NOTE: This section is a work in progress, pending rewrite

Creating the last level of detail of any texture by hand is a very time-consuming task. Often, the workflow consists in placing by hand parts of scanned textures, then stitching all those patches together so that the final result looks correct. However, stitching multiple patches on a large-scale image while retaining all detail is difficult, because individual patches do not share the same structure.

Nexture offers a new approach around these kind of problems, by providing a new way to synthesize patterns while retaining image structure.

The artist can focus on what's fun, creating the primary image features, and leave the repetitive and time-consuming task of detailing work to the application.

Applying multiple patterns on an image

However, Nexture does not try to replace the artist. Instead, the artist has full control over what gets synthesized.

Pattern placement

The artist defines areas on the image to indicate where each pattern must be synthesized.
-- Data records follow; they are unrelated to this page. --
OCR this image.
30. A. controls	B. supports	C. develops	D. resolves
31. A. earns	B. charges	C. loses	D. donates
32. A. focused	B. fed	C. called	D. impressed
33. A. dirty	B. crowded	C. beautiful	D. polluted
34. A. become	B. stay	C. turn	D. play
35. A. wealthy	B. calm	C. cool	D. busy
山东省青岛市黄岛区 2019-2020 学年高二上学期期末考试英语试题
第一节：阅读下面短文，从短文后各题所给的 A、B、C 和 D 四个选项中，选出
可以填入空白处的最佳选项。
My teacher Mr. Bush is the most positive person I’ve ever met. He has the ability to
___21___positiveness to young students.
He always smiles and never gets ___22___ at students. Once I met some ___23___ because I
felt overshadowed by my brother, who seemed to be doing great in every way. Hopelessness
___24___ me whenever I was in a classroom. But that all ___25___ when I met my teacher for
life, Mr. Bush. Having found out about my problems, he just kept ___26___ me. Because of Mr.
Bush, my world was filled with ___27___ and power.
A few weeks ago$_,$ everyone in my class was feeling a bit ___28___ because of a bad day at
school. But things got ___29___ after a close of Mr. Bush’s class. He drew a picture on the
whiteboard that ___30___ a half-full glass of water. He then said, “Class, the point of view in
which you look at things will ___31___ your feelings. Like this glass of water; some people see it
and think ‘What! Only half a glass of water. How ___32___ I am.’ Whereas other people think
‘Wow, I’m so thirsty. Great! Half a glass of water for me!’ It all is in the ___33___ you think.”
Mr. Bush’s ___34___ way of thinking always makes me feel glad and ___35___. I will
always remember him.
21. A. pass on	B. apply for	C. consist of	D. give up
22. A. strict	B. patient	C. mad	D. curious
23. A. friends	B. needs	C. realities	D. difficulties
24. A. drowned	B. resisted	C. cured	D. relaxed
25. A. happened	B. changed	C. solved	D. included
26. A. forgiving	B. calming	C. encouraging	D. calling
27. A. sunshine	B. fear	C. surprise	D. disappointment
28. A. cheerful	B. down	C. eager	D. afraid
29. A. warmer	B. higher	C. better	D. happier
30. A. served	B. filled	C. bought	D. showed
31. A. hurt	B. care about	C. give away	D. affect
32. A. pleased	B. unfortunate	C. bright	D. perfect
Each colored zone on the image above represents a different pattern.

The synthesized image will match the placement while producing a perfectly seamless map, with full-resolution details. This is possible thanks to our state-of-the-art synthesis algorithm, that eliminates the need for pixel-space blending.

Custom patterns

The artist has also full control over the input. Basically, artists can provide their own patterns.

A pattern can be anything, not just skin texture:

  • It can represent the displacement of a wood surface, drawn by hand.
  • It can represent the specular of a stone surface, captured by photogrammetry.
  • It can be anything you, the artist, want to put in.

In Nexture, a pattern is simply an image of small size (usually 512px*512px). This is highly convenient, because 512px*512px can already contain a lot of visual information, yet is small enough to be quickly and easily drawn or captured.

Overall, there is zero constraint over the pattern image:

  • A pattern image does not need to be tileable.
  • It can be grayscale, or in color.
  • It can be 8 bits per pixels, or floating-point resolution.

This is one of the features that makes Nexture truly powerful. You are not constrained in any sort of way, and you only need to work on images, which is, for a texture artist, probably the most expressive medium.

About the synthesis

The synthesis process analyzes the input image and synthesizes the output tile after tile. It starts with the top-left tile, and processes the entire image in a column-wise fashion. Even though the synthesis is not real-time, the first results are available very quickly, usually after a minute or two. This enables some quick feedback. Each tile is usually 512x512px wide.

Current benchmarks (on a GTX 1080 ti) to render an entire image are in the following range:

  • 1k image: ~3 min
  • 2k image: ~15 min
  • 4k image: ~3h
  • 8k image: ~8h

Those synthesis times are not guaranteed on any hardware. However, they are very common for a wide range of modern GPUs.